Robert Frost had a favorite Bible verse:

''Let the words of my mouth, and the meditation of my heart, be acceptable in thy sight, O Lord, my strength, and my redeemer.''

A fitting prayer for a poet. But also, if you stop and think about it, an encompassing one for anybody.

Right now Americans have particular reason for stopping and thinking about the Bible and its relevance to every human need and aspiration. This is the 200 th anniversary year of the first printing of the complete King James Version in America. The impetus for printing on the spot came when the importation of Bibles from Britain was interrupted by the colonists' fight for freedom. Somehow it is appropriate that the theme of the current National Bible Week should remind Americans to ''read it for yourself'' - even as the redoubtable Scot, Robert Aitken of Philadelphia, started Americans printing it for themselves despite the strains of war two centuries ago.

More than a century before 1782, of course, America published its own Bible - that extraordinary translation by John Eliot into the Natick dialect of the Algonquin Indians.

Now at least some parts of the Scriptures are translated or being translated into more than 460 languages.
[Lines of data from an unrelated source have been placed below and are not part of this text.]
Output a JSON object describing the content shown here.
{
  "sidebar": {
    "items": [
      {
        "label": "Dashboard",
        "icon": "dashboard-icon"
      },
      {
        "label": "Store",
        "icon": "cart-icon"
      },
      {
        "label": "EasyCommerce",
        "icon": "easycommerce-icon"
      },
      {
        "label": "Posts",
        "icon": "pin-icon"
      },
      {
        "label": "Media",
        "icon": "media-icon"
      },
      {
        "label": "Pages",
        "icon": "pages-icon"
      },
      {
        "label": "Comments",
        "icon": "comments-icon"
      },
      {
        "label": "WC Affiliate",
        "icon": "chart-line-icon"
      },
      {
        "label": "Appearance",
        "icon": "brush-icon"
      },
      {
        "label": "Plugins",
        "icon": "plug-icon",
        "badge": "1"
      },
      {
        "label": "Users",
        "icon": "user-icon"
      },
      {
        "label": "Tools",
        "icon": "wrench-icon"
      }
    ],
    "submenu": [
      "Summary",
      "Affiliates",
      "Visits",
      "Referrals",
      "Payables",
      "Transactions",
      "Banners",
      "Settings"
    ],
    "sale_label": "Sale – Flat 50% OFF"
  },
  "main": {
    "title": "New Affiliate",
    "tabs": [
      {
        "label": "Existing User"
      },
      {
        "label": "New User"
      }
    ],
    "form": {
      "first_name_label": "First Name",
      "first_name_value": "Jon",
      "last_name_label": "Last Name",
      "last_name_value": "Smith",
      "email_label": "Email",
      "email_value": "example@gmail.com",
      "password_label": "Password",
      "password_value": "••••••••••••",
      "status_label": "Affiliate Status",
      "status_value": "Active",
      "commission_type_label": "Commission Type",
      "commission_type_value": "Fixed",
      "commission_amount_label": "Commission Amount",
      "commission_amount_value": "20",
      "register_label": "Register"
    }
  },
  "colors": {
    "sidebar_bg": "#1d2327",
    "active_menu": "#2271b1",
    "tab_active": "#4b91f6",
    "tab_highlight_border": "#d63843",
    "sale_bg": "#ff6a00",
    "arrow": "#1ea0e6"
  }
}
The better for all to read it for themselves.

The American stress on reading the Bible comes happily during Thanksgiving week, which also happens to be National Family Week. In many households the reading of the Bible knows no season. There is no date on ''This is the day which the Lord hath made; we will rejoice and be glad in it.''

Yet in the afterglow of yesterday's festivity - and in continuing awareness of those with nothing to be festive about - it is natural to recall the grateful but struggling Pilgrims. Their best dish to give friends, according to William Bradford of Plymouth, was a piece of fish ''without bread or anything but a cup of fair spring water.'' He wrote that God showed them ''by experience'' the truth of the Word: ''. . . Man doth not live by bread only, but by every word that proceedeth out of the mouth of the Lord doth man live.''

Whether sharing abundance or sharing the Word, readers of the Bible know that what people do unto ''the least of these my brethren'' - the stranger, the prisoner, the hungry, the naked - they do unto the Lord. An America with so many facing dire need - in the shadow of plenty undreamed of by the Pilgrims - must hear the Scriptural command to love thy neighbor not only during Bible week but every day of the year.